An unlikely adaptation, “King Kong” on Broadway is impressive, but perhaps not for the reasons one would expect. Although I have never seen the original movies, I had a basic understanding of the plot beforehand: Kong, a giant ape, is taken from Skull Island and brought to New York where he escapes his confines and causes destruction, all because of his love for a human woman. I was also aware of some of the criticism the plot had received in the past. The portrayal of Skull Island’s inhabitants is problematic, as are the racist implications of Kong himself. Not only this, the plot itself perpetuates the stereotype of the damsel in distress. While this did not inspire any enthusiasm in me, I am glad I kept an open mind. The musical was modernized in such a way that it was able to subvert some of these troubling themes.
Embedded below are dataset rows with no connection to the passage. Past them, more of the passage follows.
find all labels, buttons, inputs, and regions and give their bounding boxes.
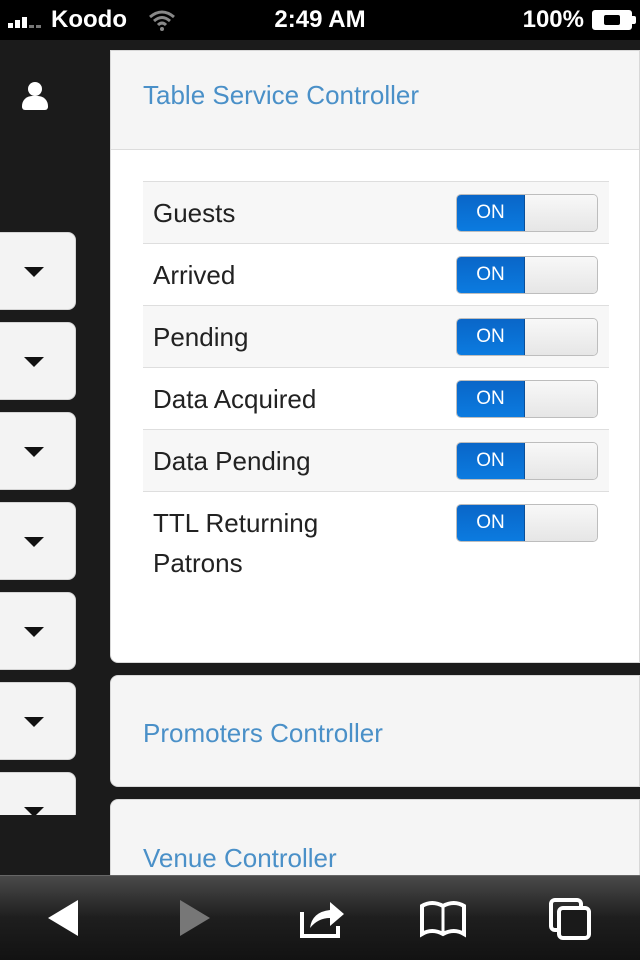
row-label: TTL Returning Patrons [153, 508, 319, 578]
battery-percent: 100% [522, 6, 584, 33]
panel-header[interactable]: Table Service Controller [111, 51, 639, 150]
carrier-name: Koodo [51, 6, 127, 33]
caret-down-icon [24, 267, 44, 277]
toggle-knob [525, 195, 597, 231]
panel-title-table-service[interactable]: Table Service Controller [143, 80, 419, 111]
toggle-on-label: ON [457, 505, 525, 541]
caret-down-icon [24, 357, 44, 367]
forward-arrow-icon[interactable] [172, 896, 222, 940]
toggle-switch[interactable]: ON [456, 256, 598, 294]
toggle-switch[interactable]: ON [456, 380, 598, 418]
panel-title-promoters[interactable]: Promoters Controller [143, 718, 383, 749]
sidebar-bottom-mask [0, 815, 110, 875]
toggle-switch[interactable]: ON [456, 504, 598, 542]
toggle-list: Guests ON Arrived ON Pending ON Data Acq… [143, 181, 609, 591]
list-item: Data Pending ON [143, 429, 609, 491]
toggle-knob [525, 257, 597, 293]
tabs-icon[interactable] [545, 896, 595, 940]
list-item: Arrived ON [143, 243, 609, 305]
status-bar: Koodo 2:49 AM 100% [0, 0, 640, 40]
sidebar-dropdown-button[interactable] [0, 232, 76, 310]
back-arrow-icon[interactable] [42, 896, 92, 940]
signal-icon [8, 12, 43, 28]
row-label: Data Acquired [153, 384, 317, 414]
row-label: Pending [153, 322, 249, 352]
toggle-on-label: ON [457, 195, 525, 231]
toggle-on-label: ON [457, 319, 525, 355]
sidebar [0, 40, 110, 875]
toggle-knob [525, 505, 597, 541]
promoters-panel[interactable]: Promoters Controller [110, 675, 640, 787]
sidebar-dropdown-button[interactable] [0, 412, 76, 490]
toggle-switch[interactable]: ON [456, 318, 598, 356]
panel-title-venue[interactable]: Venue Controller [143, 843, 337, 874]
toggle-on-label: ON [457, 443, 525, 479]
row-label: Arrived [153, 260, 236, 290]
user-icon[interactable] [22, 82, 48, 112]
caret-down-icon [24, 447, 44, 457]
row-label: Data Pending [153, 446, 311, 476]
sidebar-dropdown-button[interactable] [0, 322, 76, 400]
list-item: Pending ON [143, 305, 609, 367]
toggle-switch[interactable]: ON [456, 442, 598, 480]
status-bar-right: 100% [522, 0, 636, 40]
caret-down-icon [24, 627, 44, 637]
sidebar-dropdown-button[interactable] [0, 682, 76, 760]
toggle-on-label: ON [457, 257, 525, 293]
wifi-icon [149, 10, 175, 31]
battery-icon [592, 10, 636, 30]
table-service-panel: Table Service Controller Guests ON Arriv… [110, 50, 640, 663]
toggle-knob [525, 443, 597, 479]
list-item: Guests ON [143, 181, 609, 243]
sidebar-dropdown-button[interactable] [0, 592, 76, 670]
list-item: TTL Returning Patrons ON [143, 491, 609, 591]
status-bar-left: Koodo [8, 0, 177, 40]
share-icon[interactable] [298, 896, 348, 940]
toggle-on-label: ON [457, 381, 525, 417]
bookmarks-icon[interactable] [418, 896, 468, 940]
caret-down-icon [24, 537, 44, 547]
list-item: Data Acquired ON [143, 367, 609, 429]
toggle-switch[interactable]: ON [456, 194, 598, 232]
row-label: Guests [153, 198, 236, 228]
browser-toolbar [0, 875, 640, 960]
caret-down-icon [24, 717, 44, 727]
sidebar-dropdown-button[interactable] [0, 502, 76, 580]
toggle-knob [525, 319, 597, 355]
toggle-knob [525, 381, 597, 417]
Keeping the basis of the plot the same, the musical stars Christiani Pitts as Ann Darrow, a struggling actress in New York. She meets Carl Denham (Eric William Morris), an aspiring filmmaker who convinces her to join him on a voyage as the lead actress of a movie he is making. She agrees, and they embark on a journey to Skull Island, where Ann is taken by Kong. She bonds with the ape, but Carl later convinces Ann to trap him. They bring Kong back to New York to be an exhibit, but Ann has a change of heart and convinces Kong to fight back. He escapes with her, climbing the Empire State Building and eventually dying to protect her.
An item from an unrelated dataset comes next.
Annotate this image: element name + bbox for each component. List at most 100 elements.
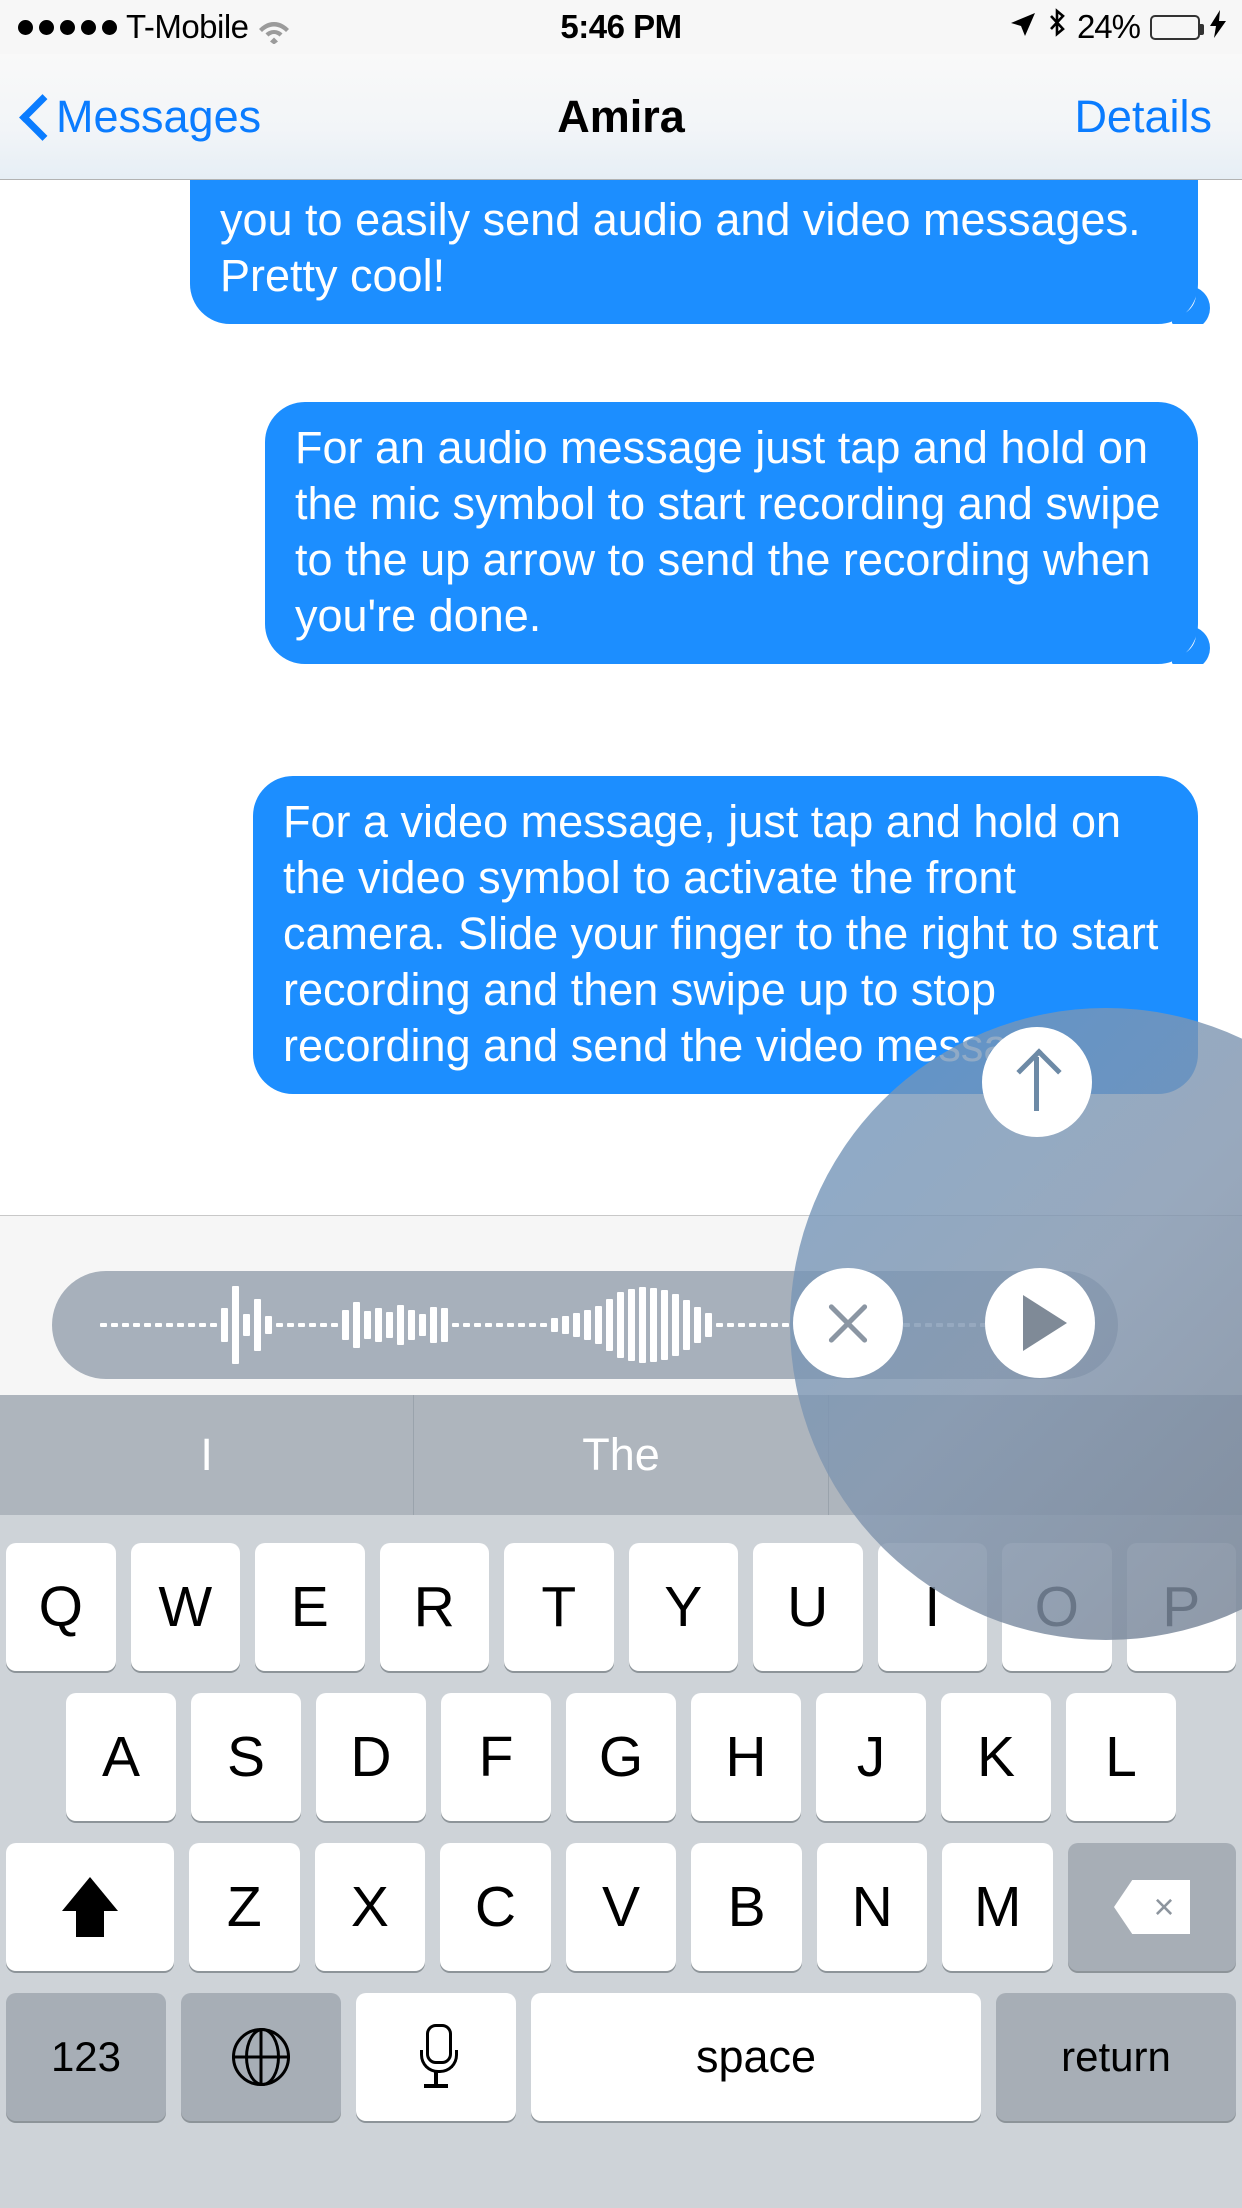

Subtle changes in the plot modernized the story in a clever way. First of all, by casting African-American actress Pitts as the lead of the musical, the idea of a delicate white woman taming a “beast” is ousted from the heart of the story. Secondly, Darrow is no longer a damsel in distress. This is made clear early in the musical, when she hits a man harassing her in a diner. She also saves Denham from certain death–his crew threatens to kill him when they learn they are headed to Skull Island. He thanks her, and attempts to bond with her by saying how like-minded the two of them are. She promptly reprimands him, pointing out the many hardships she has faced; she explains that she only saved him because he was her last chance at stardom. Smaller moments also point to the fitting renewal of the outdated plot. For example, the iconic image of King Kong hanging from the side of the Empire State Building while clutching Darrow is eliminated–she instead climbs up Kong’s back as he makes his escape. This clever revision serves to emphasize the fact that this heroine is now in charge of her own story.
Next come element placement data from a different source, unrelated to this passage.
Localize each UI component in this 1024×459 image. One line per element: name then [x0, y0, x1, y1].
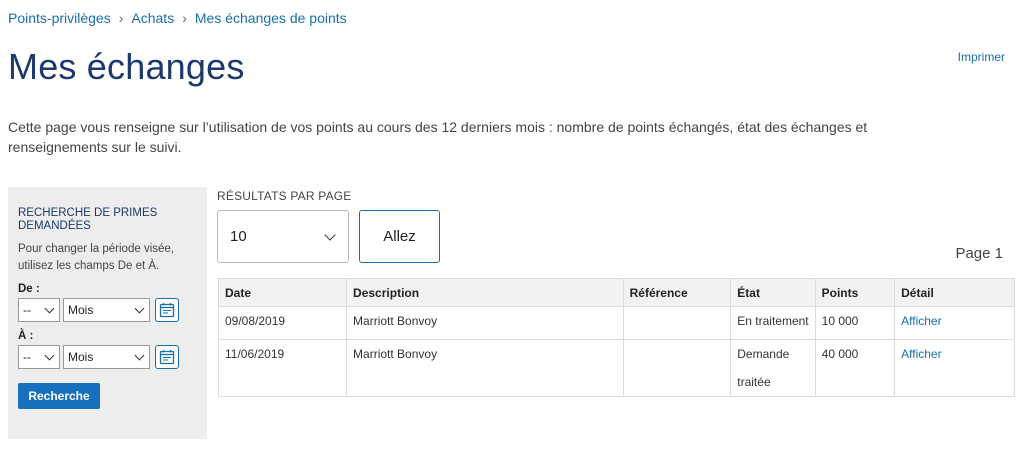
cell-date: 11/06/2019: [217, 339, 348, 397]
reference-redacted: [629, 307, 704, 329]
calendar-icon: [159, 303, 175, 318]
chevron-down-icon: [44, 303, 55, 313]
cell-state: Demande traitée: [730, 339, 816, 397]
chevron-right-icon: ›: [118, 10, 124, 26]
to-label: À :: [18, 330, 34, 342]
breadcrumb-points-privileges[interactable]: Points-privilèges: [8, 10, 111, 26]
page-intro: Cette page vous renseigne sur l’utilisat…: [8, 119, 868, 155]
breadcrumb-achats[interactable]: Achats: [131, 10, 174, 26]
results-per-page-select[interactable]: 10: [217, 210, 349, 263]
cell-date: 09/08/2019: [217, 306, 348, 340]
column-header-detail: Détail: [894, 278, 1015, 307]
chevron-right-icon: ›: [182, 10, 187, 26]
results-per-page-label: RÉSULTATS PAR PAGE: [217, 189, 352, 203]
cell-state: En traitement: [730, 306, 816, 340]
column-header-state: État: [730, 278, 816, 307]
from-calendar-button[interactable]: [155, 298, 179, 322]
table-row: 11/06/2019 Marriott Bonvoy Demande trait…: [217, 339, 1015, 397]
table-row: 09/08/2019 Marriott Bonvoy En traitement…: [217, 306, 1015, 340]
column-header-description: Description: [346, 278, 624, 307]
print-link[interactable]: Imprimer: [958, 50, 1005, 64]
breadcrumb: Points-privilèges › Achats › Mes échange…: [8, 10, 347, 26]
from-month-value: Mois: [68, 303, 94, 317]
cell-points: 10 000: [814, 306, 896, 340]
chevron-down-icon: [134, 350, 145, 360]
cell-detail: Afficher: [894, 339, 1015, 397]
cell-description: Marriott Bonvoy: [346, 339, 624, 397]
from-label: De :: [18, 283, 40, 295]
cell-reference: [622, 339, 732, 397]
calendar-icon: [159, 350, 175, 365]
column-header-date: Date: [217, 278, 348, 307]
exchanges-table: Date Description Référence État Points D…: [217, 278, 1015, 397]
search-button[interactable]: Recherche: [18, 383, 100, 409]
results-per-page-value: 10: [230, 228, 247, 245]
breadcrumb-mes-echanges[interactable]: Mes échanges de points: [195, 10, 347, 26]
table-header-row: Date Description Référence État Points D…: [217, 278, 1015, 307]
from-date-row: -- Mois: [18, 298, 197, 322]
go-button[interactable]: Allez: [359, 210, 440, 263]
chevron-down-icon: [324, 228, 336, 241]
search-sidebar: RECHERCHE DE PRIMES DEMANDÉES Pour chang…: [8, 187, 207, 439]
from-day-value: --: [23, 303, 31, 317]
page-title: Mes échanges: [8, 46, 245, 87]
sidebar-help-text: Pour changer la période visée, utilisez …: [18, 243, 174, 272]
from-day-select[interactable]: --: [18, 298, 60, 322]
chevron-down-icon: [134, 303, 145, 313]
from-month-select[interactable]: Mois: [63, 298, 150, 322]
cell-description: Marriott Bonvoy: [346, 306, 624, 340]
sidebar-title: RECHERCHE DE PRIMES DEMANDÉES: [18, 207, 158, 232]
cell-points: 40 000: [814, 339, 896, 397]
to-day-value: --: [23, 350, 31, 364]
to-month-value: Mois: [68, 350, 94, 364]
chevron-down-icon: [44, 350, 55, 360]
cell-reference: [622, 306, 732, 340]
cell-detail: Afficher: [894, 306, 1015, 340]
column-header-points: Points: [814, 278, 896, 307]
to-month-select[interactable]: Mois: [63, 345, 150, 369]
page-indicator: Page 1: [955, 245, 1003, 262]
to-date-row: -- Mois: [18, 345, 197, 369]
to-calendar-button[interactable]: [155, 345, 179, 369]
to-day-select[interactable]: --: [18, 345, 60, 369]
view-detail-link[interactable]: Afficher: [901, 314, 941, 328]
column-header-reference: Référence: [622, 278, 732, 307]
view-detail-link[interactable]: Afficher: [901, 347, 941, 361]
This musical is also surprisingly relevant to the #MeToo movement. While the musical itself does not center on sexual harassment, it does touch on the fact that men often wield their power in damaging ways. Near the climax of the story, Ann asks Carl to return Kong to Skull Island. When he refuses, she threatens to tell people what he did. He dismisses and threatens her, telling her that he has all the power, and that he will ruin her if she speaks out. The lines sound shockingly similar to the words of the harassers that pervade nearly every industry today. But in the end, Ann fights back, sending a powerful message to the audience.
To me, the one fault of the performance was its use of the animatronic Kong. The set was chock-full of different scenery used to add detail to the setting. In fact, the performance itself to add dimension to the scenes, lifting and lowering the floor to create a more defined space. The clever use of background lighting also establishes the illusion of Kong’s size. While the lifelike puppet itself was impressive, its usage was not. During one scene of the performance, the puppet “runs” towards the audience while strange music blares in the background with lights flashing to create the illusion of movement. However, this functions only as a distraction from the plot. A similar sequence also occurs later in the musical, and it is similarly out of place, both tonally and visually. Not only this, the many puppeteers that occupied the stage and handled Kong distract from the story itself. Although the puppet looked alive, the puppeteers served as a reminder that it was most certainly not. This fault was only exacerbated by the large metal rungs that the puppeteers used to climb up and down the puppet.
Although this production had a few hiccups, it was overall a heartwarming, pensive, and timeless story. And its updated plot is surely worthy of an audience member’s time, especially for those who enjoy empowering retellings of classics.